Nanostructured Materials for Solar Fuels Production: Synthesis, Characterization, and Evaluation

Open Access
Author:
Read Rodríguez, Carlos G.
Graduate Program:
Chemistry
Degree:
Doctor of Philosophy
Document Type:
Dissertation
Date of Defense:
June 14, 2016
Committee Members:
  • Raymond Edward Schaak, Dissertation Advisor
  • Raymond Edward Schaak, Committee Chair
  • Lasse Jensen, Committee Member
  • Benjamin James Lear, Committee Member
  • Michael Anthony Hickner, Outside Member
Keywords:
  • phosphides
  • hydrogen evolution
  • HER
  • OER
  • nanoparticles
  • electrochemistry
  • electrocatalysis
  • earth-abundant
  • synthesis
  • hybrid
  • heterostructure
Abstract:
Hydrogen gas obtained by electrochemical and photoelectrochemical water splitting has long been proposed as a clean and sustainable alternative to hydrocarbon fuels.

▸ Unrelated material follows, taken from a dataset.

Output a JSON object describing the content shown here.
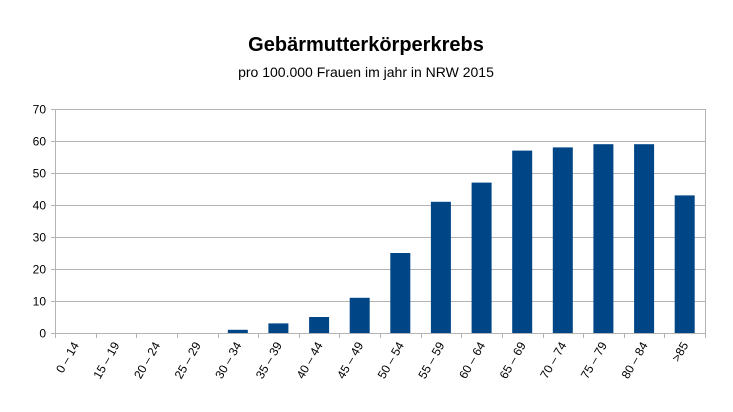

While noble metals such as Pt and Ir, are capable of splitting water at low overpotentials, the widespread implementation of inexpensive solar-driven water-splitting systems and electrolyzers requires, among other things, the development of robust, efficient, and abundant alternatives to noble metal catalysts. Recently, transition metal phosphides (MxPy) have been recognized as a promising class of Earth-abundant electrocatalysts for the hydrogen evolution reaction (HER), capable of operating with low overpotentials at benchmark current densities while sustaining high stabilities even in harsh conditions. This dissertation describes the progress that has been made in this field and aims to provide helpful insights into the synthesis, characterization and electrochemical testing of transition metal phosphides, and electrocatalysts in general. In particular, it highlights our work on the identification of iron phosphide (FeP), in the form of monodisperse and hollow colloidal nanocrystals, as a highly active HER catalysts in acidic and neutral aqueous solutions. It also discusses the development of more scalable approaches to the preparation of these materials directly onto the surface of current collectors and photoelectrodes, while maintaining high electrocatalytic activities for both the hydrogen and oxygen evolution reactions. Finally, we present new synthetic approaches to higher-order colloidal hybrid nanoparticles based on supersaturation-precipitation strategies, which could open the door to nanostructures of relevance to photocatalytic fuels production.